SCEC Award Number 14178 View PDF
Proposal Category Individual Proposal (Integration and Theory)
Proposal Title Empirical Evaluation of the Variance Associated with Multiple Ruptures of a Single Fault
Investigator(s)
Name Organization
John Anderson University of Nevada, Reno
Other Participants Gony Biran
SCEC Priorities 6e, 3c, 4a SCEC Groups GMP, CSEP, SIV
Report Due Date 03/15/2015 Date Report Submitted N/A
Project Abstract
We estimate the variance in ground motions related to repeated large earthquakes occurring on the same fault segment with similar magnitudes. We find eight earthquake pairs for which suitable strong motion records exist. Two are crustal strike-slip earthquakes from California and six are subduction zone earthquakes from Japan. We consider only large earthquakes and deal with frequencies greater than the earthquake corner frequency, so the variability that is considered here is related to smaller scale differences in the rupture process, particularly on the part of the fault nearest the station. We find that the variance of the 5% damped spectral accelerations of these pairs, termed τ2F, averages to about 45% and 80% for the crustal and subduction zone earthquakes, respectively, of τ2, where τ2 is the contribution of source variability to the total variability of ground motion estimated by some recent ground motion prediction equations (GMPEs). We suggest that τ2F is lower than τ2, for the frequencies where τ2F is estimated, because it depends primarily on only local physical properties of a fault that are the same in repeated earthquakes. We therefore suggest that at sites where the hazard is controlled by a single re-rupturing source, one could potentially use a between-event variance that is smaller than τ2, in seismic hazard calculations. Thus these results may help to resolve the inconsistencies that are now present between the national hazard maps, and some precariously balanced rocks in southern California.
Intellectual Merit John Anderson and Jim Brune suggested, in a 1999 paper, the concept of a characteristic ground motion earthquake, in which repeated rupture on the same fault might tend to cause nearly identical ground motions. This project tests that idea with the best available strong motion data. This paper characterizes the differences between ground motions, recorded on the same station from repeated ruptures, with a standard deviation "tau_F". This parameter is best compared with the parameter "tau" that characterizes the uncertainty of ground motion estimates from the source in general, based on single ruptures from multiple faults, including multiple fault geometries and styles of faulting. We estimate that in the frequency range where it can be estimated, tau_F is much smaller than tau for large strike-slip earthquakes in California, and smaller than or equal to tau for repeated subduction zone earthquakes recorded in Japan. To our knowledge, this is the first time anyone has tried to estimate tau_F.

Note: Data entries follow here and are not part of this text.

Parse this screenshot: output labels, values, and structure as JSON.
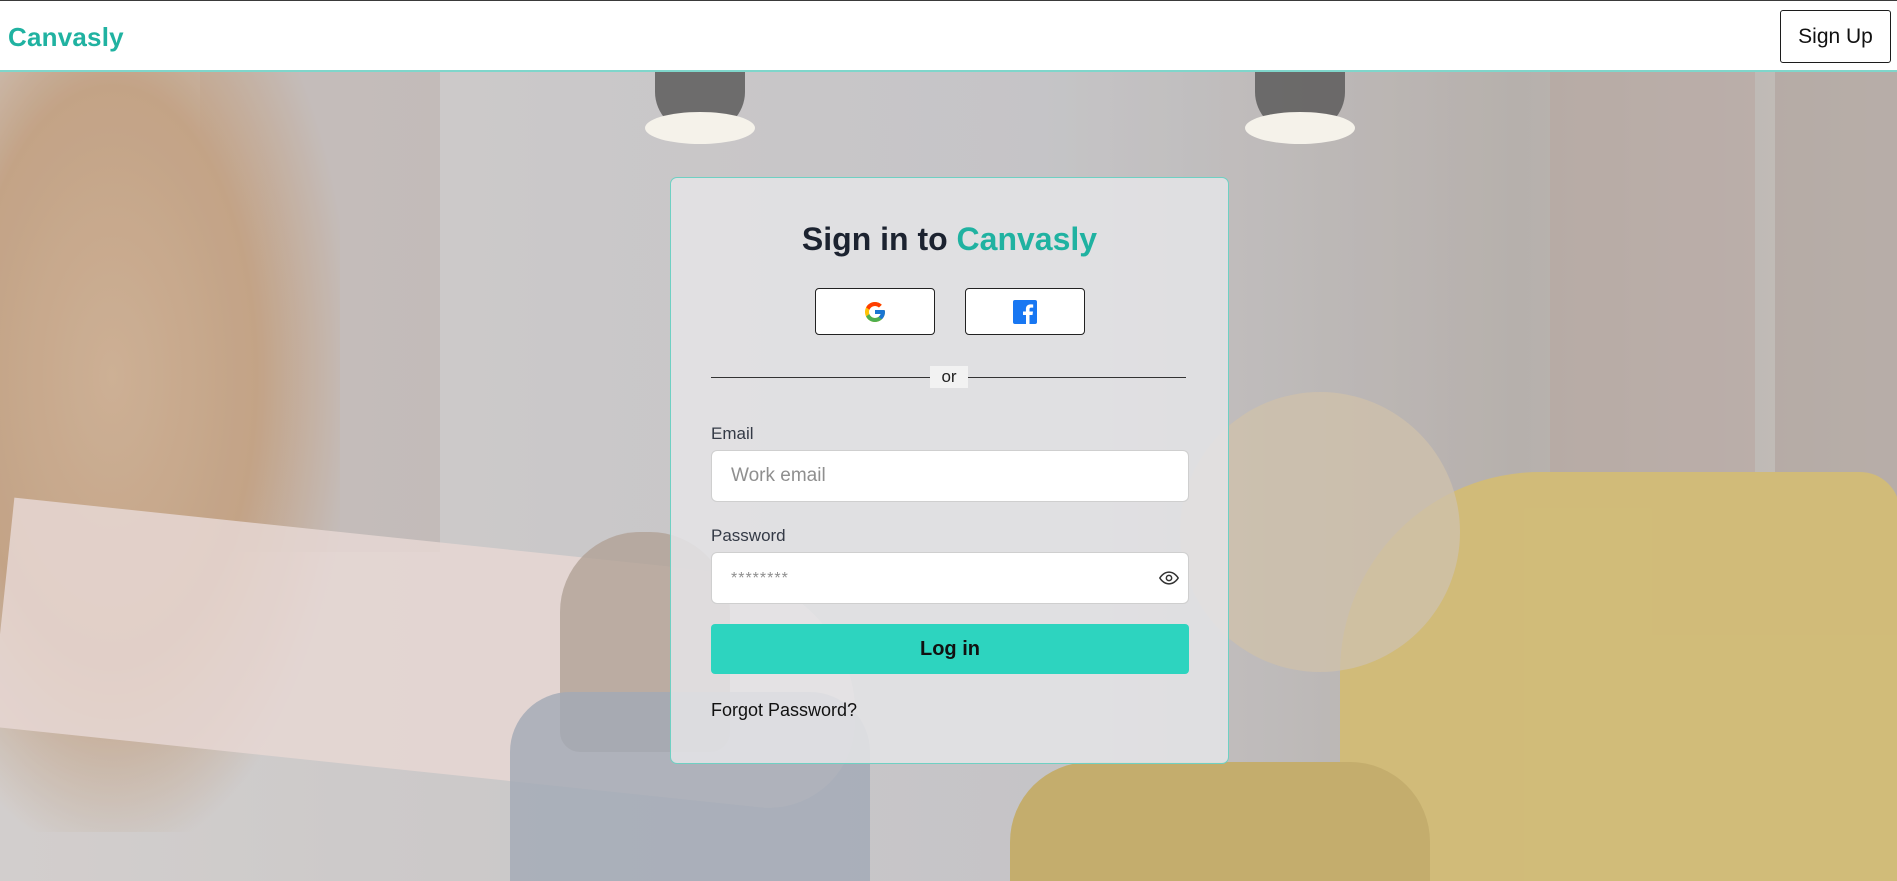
{
  "header": {
    "logo": "Canvasly",
    "signup_label": "Sign Up"
  },
  "login_card": {
    "title_prefix": "Sign in to",
    "title_brand": "Canvasly",
    "social": [
      {
        "provider": "Google",
        "icon": "google-icon"
      },
      {
        "provider": "Facebook",
        "icon": "facebook-icon"
      }
    ],
    "divider_text": "or",
    "email": {
      "label": "Email",
      "placeholder": "Work email",
      "value": ""
    },
    "password": {
      "label": "Password",
      "placeholder": "********",
      "value": "",
      "toggle_icon": "eye-icon"
    },
    "login_label": "Log in",
    "forgot_label": "Forgot Password?"
  },
  "colors": {
    "brand": "#20b2a1",
    "button_accent": "#2dd4bf",
    "card_border": "#6fd0c3"
  }
}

Broader Impacts The results can be used as a constraint on the input to probabilistic seismic hazard analysis. If these results are accepted and used by the larger hazard community, the result could have a significant impact on the outcome of these seismic hazard analyses. Since in the US alone the output of the US National Seismic Hazard Map influences about $1 trillion in construction every year, improvements of any sort have a large impact.

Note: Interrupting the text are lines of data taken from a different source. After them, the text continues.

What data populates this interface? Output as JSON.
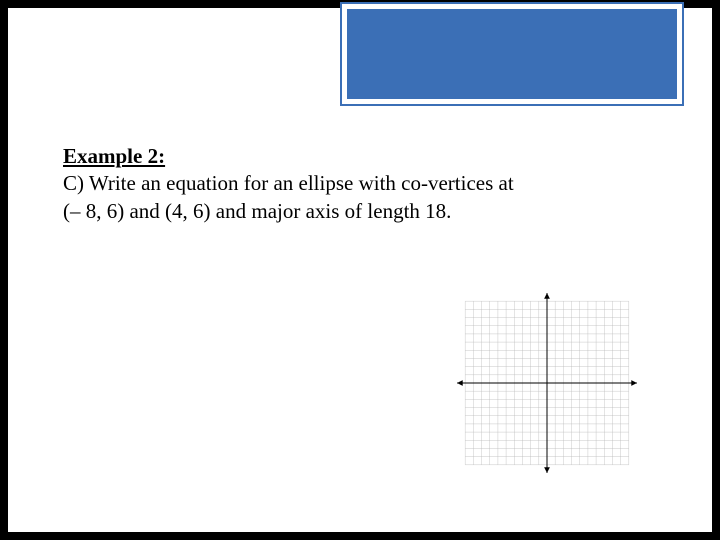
{
  "example": {
    "label": "Example 2:",
    "prompt_line1": "C) Write an equation for an ellipse with co-vertices at",
    "prompt_line2": "(– 8, 6) and (4, 6) and major axis of length 18."
  },
  "graph": {
    "grid_min": -10,
    "grid_max": 10,
    "grid_step": 1
  }
}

Exemplary Figure Figure 6. Between-event variance (τ2) for SA, as calculated by four NGA-WEST2 models that calculate τ (the gray shaded region), compared with the mean of the maximum likelihood estimate of variance for the trusted range of periods. The GMPEs variance is divided by 2, the factor between the mean of the two-point maximum likelihood estimate of the variance and the true variance. (a) Imperial Valley; (b) Parkfield; (c) Tokachi-oki; (d) Tokachi-oki and Sanriku-haruka-oki; (e) Miyagi-oki; (f) Ibaraki-oki; (g) Iwate-oki; and (h) Kamaishi-oki. The variance from NGA-WEST2 models is used because GMPEs derived from Japanese data do not separate the total variance into its component parts.